SAO PAULO (Reuters) – Brazil’s Senate approved on Tuesday the ratification of an agreement signed earlier this year to safeguard U.S. space and defense technology that opens the way for U.S. companies to use Brazil’s Alcantara base in the Northeastern-state of Maranhao to launch satellites.
The pact was signed in March during an official visit by Brazilian President Jair Bolsonaro to Washington, where he met with Donald Trump.
A previous attempt at a U.S.-Brazilian space partnership was scuttled in 2003 when it ran into resistance from the leftist government of then-President Luiz Inacio Lula da Silva and was thwarted by Brazilian lawmakers.
The technology safeguard agreement (TSA) opens room for U.S. companies interested in launching small satellites at a lower cost from the Alcantara space center run by the Brazilian Air Force on the South American country’s north coast.
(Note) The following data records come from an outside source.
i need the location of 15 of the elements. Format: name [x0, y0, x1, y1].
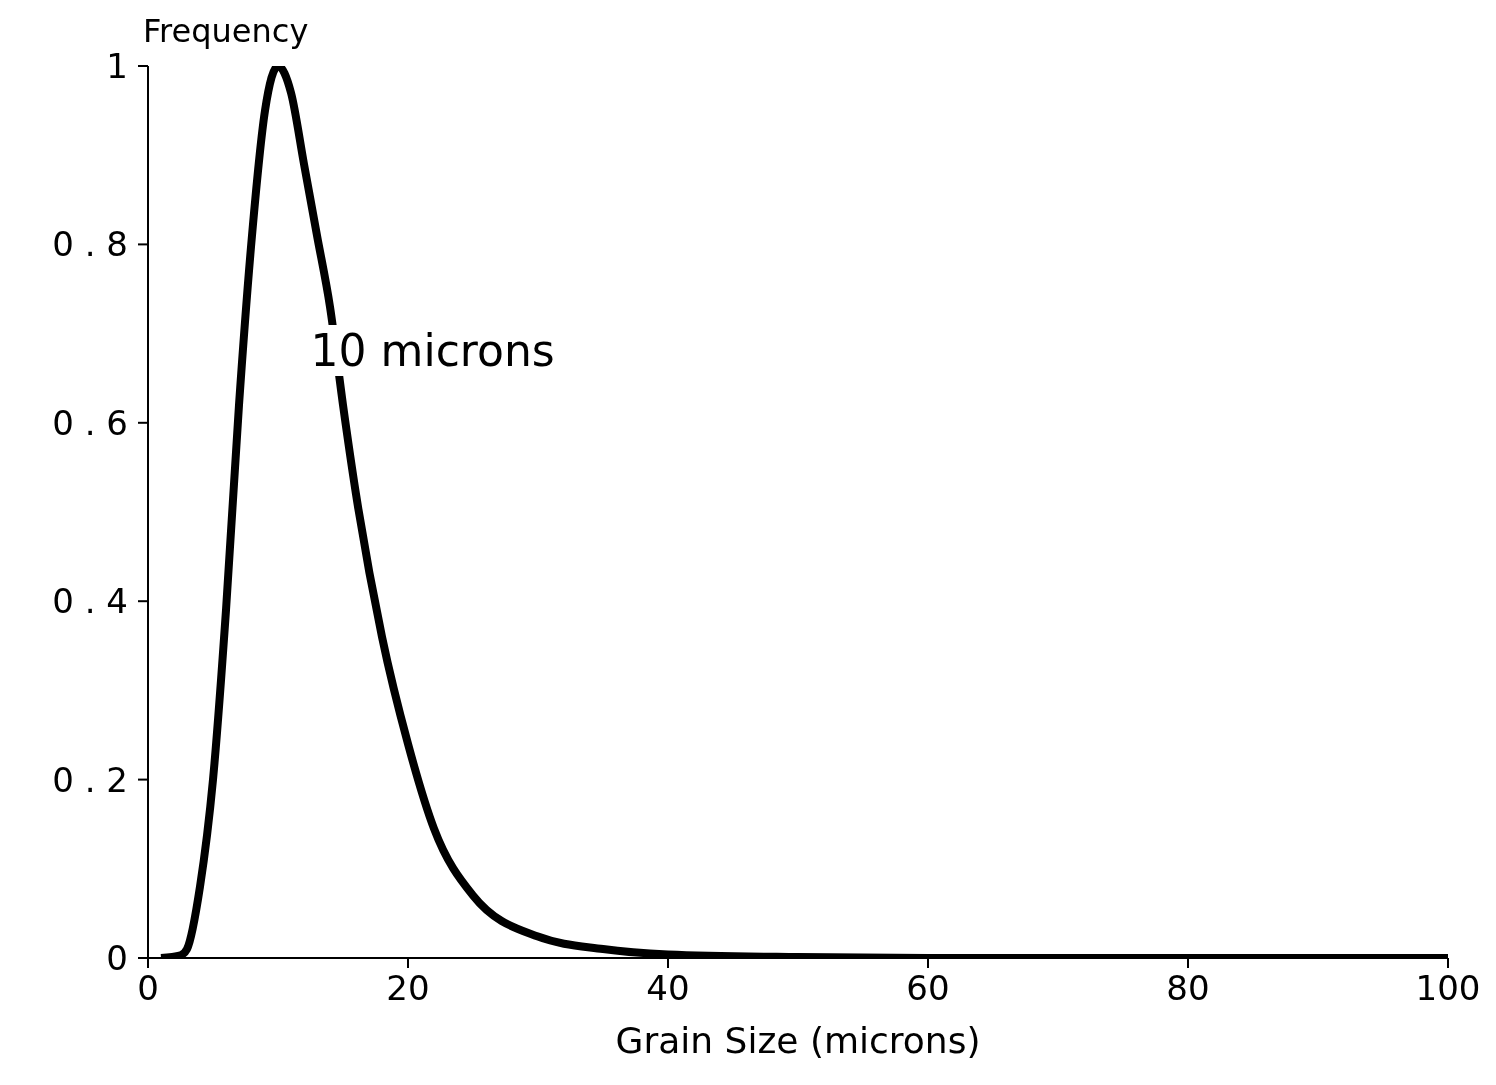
y-tick-label: 0 — [106, 938, 128, 979]
y-tick-label: 0 . 4 — [52, 581, 128, 622]
x-tick-label: 20 — [386, 968, 430, 1009]
annotation: 10 microns — [306, 324, 559, 376]
y-tick-label: 1 — [106, 46, 128, 87]
y-axis-title: Frequency — [143, 12, 309, 50]
x-axis-title: Grain Size (microns) — [614, 1020, 982, 1061]
x-tick-label: 80 — [1166, 968, 1210, 1009]
y-tick-label: 0 . 2 — [52, 759, 128, 800]
y-tick-label: 0 . 6 — [52, 402, 128, 443]
x-tick-label: 100 — [1415, 968, 1481, 1009]
x-tick-label: 60 — [906, 968, 950, 1009]
x-tick-label: 0 — [137, 968, 159, 1009]
x-tick-label: 40 — [646, 968, 690, 1009]
y-tick-label: 0 . 8 — [52, 224, 128, 265]
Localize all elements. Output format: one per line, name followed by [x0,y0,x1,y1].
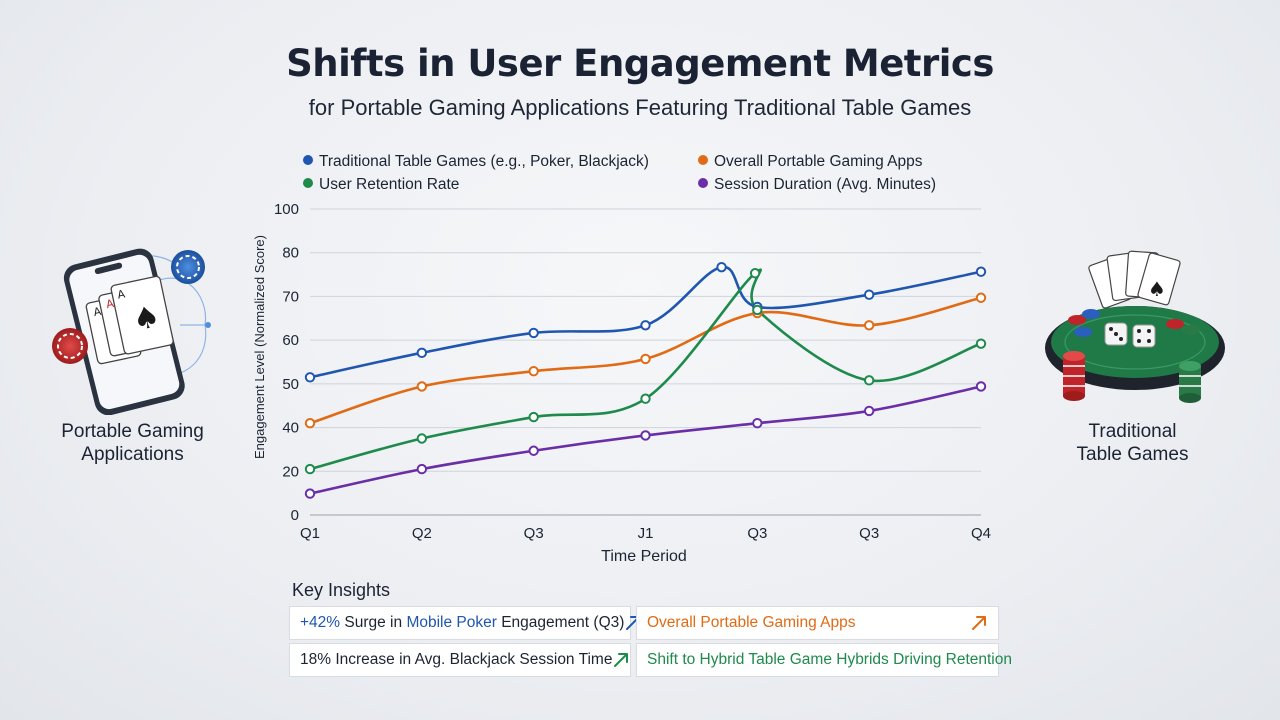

Brazil, however, will not have access to U.S. technologies in missiles, rockets, artifacts and satellites, as the Brazilian government once requested.
Because of the Brazilian base’s location close to the equator, launches burn 30% less fuel and rockets can carry larger payloads, according to Air Force officers.
With TSA, Brazil wants to get a piece of the $300 billion-a-year space launch business, a market which is expected to grow fast in the next few years.